Ryanair celebra l’apertura ufficiale della sua nuova base “Gamechanger” a Trieste – creando fino a 600 posti lavoro (compresi impieghi ben retribuiti per piloti, personale di bordo e ingegneri) e con $100 milioni di dollari in investimenti di nuovi aeromobili. Gli aeromobili “Gamechanger” 8-200 di Ryanair sono più efficienti dal punto di vista ambientale, riducendo le emissioni di Co2 del 16% e il rumore del 40%, trasportando il 4% in più dei passeggeri. La diciannovesima base italiana di Ryanair vedrà la compagnia aerea operare il suo più grande operativo di sempre da/per Trieste quest’estate, offrendo a cittadini/visitatori prezzi bassi su 18 rotte, comprese 7 nuove rotte per Berlino, Brindisi, Budapest, Cracovia, Olbia, Parigi e Siviglia.

L’operativo Ryanair per la S24 a Trieste offrirà:

  • 18 rotte (10 internazionali e 8 nazionali)
  • 7 nuove rotte dopo l’abolizione dell’imposta municipale (Berlino, Brindisi, Budapest, Cracovia, Olbia, Parigi e Siviglia)
  • 1 nuovo “Gamechanger” B737 8-200 (investimento di 100 milioni di dollari a Trieste)
  • sostegno a oltre 600 posti di lavoro locali
  • connettività da record e tariffe vantaggiose per il FVG

Le dichiarazioni

Da Trieste, il ceo di Ryanair Eddie Wilson ha dichiarato: “Ryanair è lieta di annunciare l’apertura ufficiale della sua nuova base a Trieste. Ryanair ha risposto prontamente all’iniziativa della regione Fvg di abolire l’ingiustificata tassa comunale/turistica assegnando 1 nuovo aereo ‘Gamechanger’ 8-200 (investimento di 100 milioni di dollari). La crescita in termini di capacità di Ryanair e le 7 nuove rotte (18 totali) per Berlino, Brindisi, Budapest, Cracovia, Olbia, Parigi e Siviglia da Trieste quest’estate – potenzieranno la crescita economica della Regione con la creazione di 600 posti di lavoro locali. Ryanair elogia la strategia innovativa del presidente Fedriga volta ad abolire l’ingiustificata imposta comunale/turistica nella regione Fvg. Questo cambiamento consentirà alla regione di sostenere la crescita del turismo, migliorare la connettività e generare tariffe più basse per cittadini e visitatori.
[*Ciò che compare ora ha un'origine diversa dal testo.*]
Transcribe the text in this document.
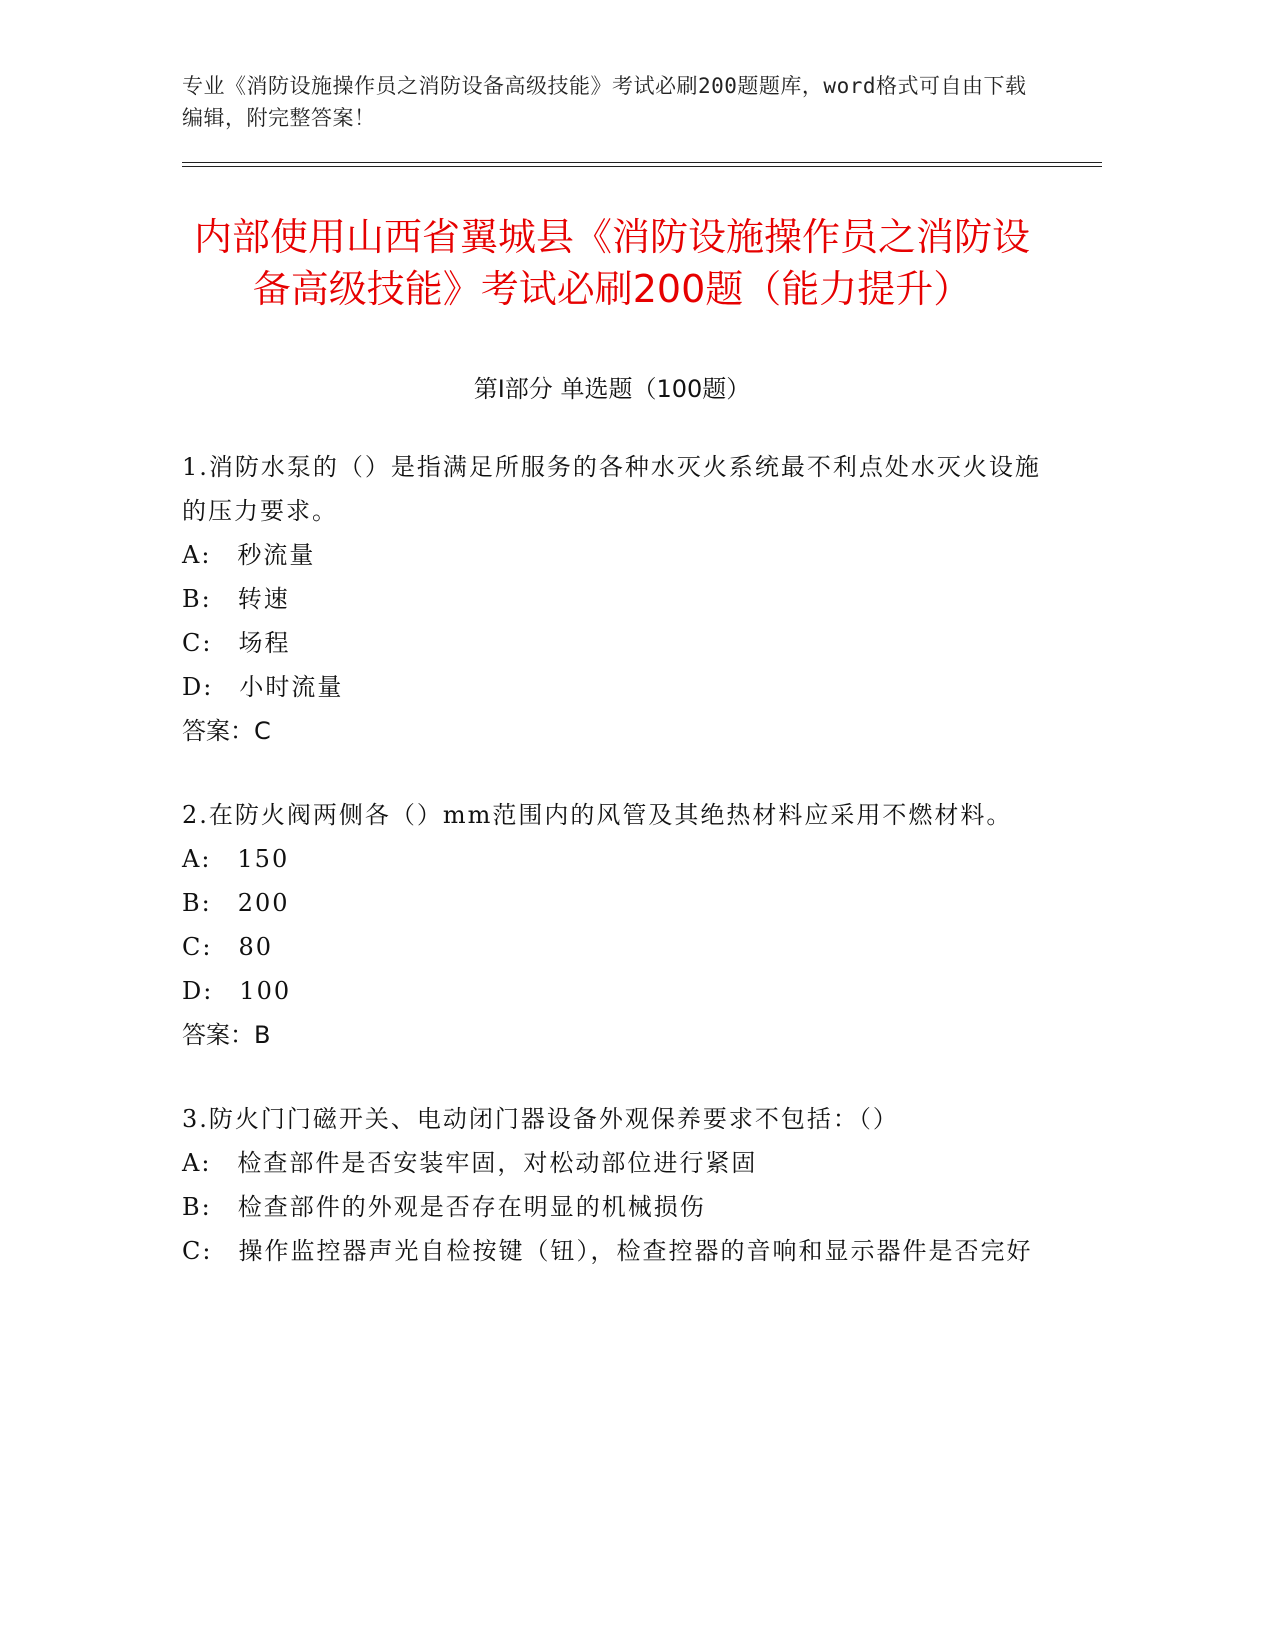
专业《消防设施操作员之消防设备高级技能》考试必刷200题题库，word格式可自由下载编辑，附完整答案！
内部使用山西省翼城县《消防设施操作员之消防设备高级技能》考试必刷200题（能力提升）
第Ⅰ部分 单选题（100题）
1.消防水泵的（）是指满足所服务的各种水灭火系统最不利点处水灭火设施的压力要求。
A:　秒流量
B:　转速
C:　场程
D:　小时流量
答案：C
2.在防火阀两侧各（）mm范围内的风管及其绝热材料应采用不燃材料。
A:　150
B:　200
C:　80
D:　100
答案：B
3.防火门门磁开关、电动闭门器设备外观保养要求不包括：（）
A:　检查部件是否安装牢固，对松动部位进行紧固
B:　检查部件的外观是否存在明显的机械损伤
C:　操作监控器声光自检按键（钮），检查控器的音响和显示器件是否完好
Tutti gli aeroporti italiani – ha proseguito il ceo – beneficerebbero della massiva crescita negli anni successivi, se lo Stato Italiano eliminasse questa imposta comunale/turistica regressiva come dimostrato dallo studio dell’Università di Milano (Bicocca) presentato a Roma alcune settimane fa in cui sosteneva la possibilità di ottenere fino a 9 milioni di passeggeri in più all’anno, il che comporterebbe un aumento del Pil di 4,2 miliardi di euro la creazione di oltre 65.000 posti di lavoro (link). Se il Governo italiano dovesse abolire l’imposta comunale/turistica, Ryanair risponderà con un investimento di 4 miliardi di dollari in Italia, aggiungendo 40 nuovi aerei, 20m di passeggeri aggiuntivi p.a. e oltre 250 nuove rotte, nei prossimi 5 anni”.

Il presidente Fedriga ha dichiarato: “Trieste Airport è un asset strategico per lo sviluppo del Friuli Venezia Giulia da un punto di vista economico e turistico. La partnership con Ryanair è fondamentale per proseguire su questo percorso. Lo scalo di Ronchi, grazie ai nuovi collegamenti, porterà maggiori opportunità ai cittadini e alle imprese della nostra regione. Nuove opportunità lavorative, professionali e di conoscenza. Con questo storico accordo il Friuli Venezia Giulia – un territorio ricco di eccellenze culturali, naturalistiche ed enogastronomiche nel cuore dell’Europa – sarà ancora di più alla portata di tutti”.

Marco Consalvo, ceo di Trieste Airport: “La stagione voli estiva, iniziata il 31 marzo 2024, è partita molto bene e sta già registrando un trend positivo anche per quanto riguarda le nuove destinazioni inaugurate grazie all’apertura della base Ryanair: Berlino, Brindisi, Cracovia, Parigi, Siviglia, Olbia. Anche la destinazione Budapest, in partenza dal 02 giugno, ha ottimi livelli di prenotazione. Grazie a questa operazione con Ryanair, offriamo nuove opportunità di viaggio per i residenti e si rafforza il turismo incoming grazie ai collegamenti su nuovi mercati turistici strategici per il Friuli Venezia Giulia come quello tedesco, polacco, francese e spagnolo”.